Lab: Comprehensive Server-Side Assessment

Goal: Test for and exploit multiple server-side vulnerability types.

Part 1: SSRF Assessment

  1. Identify URL fetching functionality
  2. Test for basic SSRF
  3. Attempt localhost access
  4. Test cloud metadata access
  5. Try bypass techniques

Part 2: File Inclusion

  1. Find include parameters
  2. Test LFI with traversal
  3. Test PHP wrappers
  4. Attempt RCE via log poisoning

Part 3: Path Traversal

  1. Find file access parameters
  2. Test traversal sequences
  3. Read sensitive files
  4. Document encoding bypasses needed

Part 4: File Upload

  1. Identify upload functionality
  2. Test restriction bypasses
  3. Upload and execute web shell
  4. Document successful techniques

Part 5: Attack Chains

  1. Combine vulnerabilities for greater impact
  2. Document attack paths
  3. Assess overall server-side security

Deliverable (submit):

Checkpoint Questions

  1. What is SSRF and why is it critical in cloud environments?
  2. What is the difference between LFI and path traversal?
  3. How can LFI be escalated to RCE?
  4. What makes insecure deserialization dangerous?
  5. What are three techniques for bypassing file upload restrictions?
  6. How would you detect blind SSRF?

Weekly Reflection

Reflection Prompt (200-300 words):

This week you learned server-side vulnerabilities—attacks that exploit the server's trusted position to access internal resources, read files, and execute code.

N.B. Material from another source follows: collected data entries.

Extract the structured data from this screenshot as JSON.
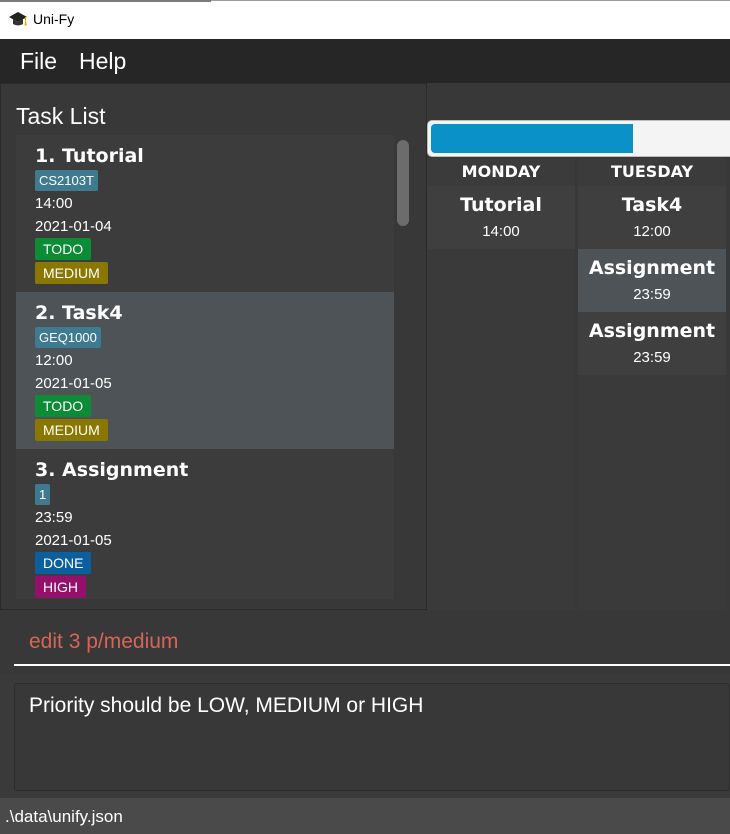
{
  "window": {
    "title": "Uni-Fy",
    "icon": "graduation-cap-icon"
  },
  "menu": {
    "file_label": "File",
    "help_label": "Help"
  },
  "task_list": {
    "title": "Task List",
    "tasks": [
      {
        "index_name": "1.  Tutorial",
        "tag": "CS2103T",
        "time": "14:00",
        "date": "2021-01-04",
        "state": "TODO",
        "priority": "MEDIUM",
        "state_color": "#0b8c35",
        "priority_color": "#8a7700"
      },
      {
        "index_name": "2.  Task4",
        "tag": "GEQ1000",
        "time": "12:00",
        "date": "2021-01-05",
        "state": "TODO",
        "priority": "MEDIUM",
        "state_color": "#0b8c35",
        "priority_color": "#8a7700"
      },
      {
        "index_name": "3.  Assignment",
        "tag": "1",
        "time": "23:59",
        "date": "2021-01-05",
        "state": "DONE",
        "priority": "HIGH",
        "state_color": "#0a5f9c",
        "priority_color": "#93106b"
      }
    ]
  },
  "weekly_progress": {
    "fraction": 0.67,
    "fill_color": "#0a92c8"
  },
  "calendar": {
    "days": [
      {
        "label": "MONDAY",
        "slots": [
          {
            "name": "Tutorial",
            "time": "14:00"
          }
        ]
      },
      {
        "label": "TUESDAY",
        "slots": [
          {
            "name": "Task4",
            "time": "12:00"
          },
          {
            "name": "Assignment",
            "time": "23:59"
          },
          {
            "name": "Assignment",
            "time": "23:59"
          }
        ]
      }
    ]
  },
  "command": {
    "value": "edit 3 p/medium",
    "text_color": "#d96455"
  },
  "result": {
    "message": "Priority should be LOW, MEDIUM or HIGH"
  },
  "status": {
    "path": ".\\data\\unify.json"
  }
}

Reflect on these questions:

A strong reflection will connect vulnerability exploitation to defensive strategies and real-world impact.

Verified Resources & Videos

Server-side vulnerabilities provide deep access—to internal systems, to cloud credentials, to code execution. The techniques you've learned apply to modern applications everywhere. SSRF in cloud environments is particularly critical. Next week: API security testing, where these server-side concepts meet modern application architecture.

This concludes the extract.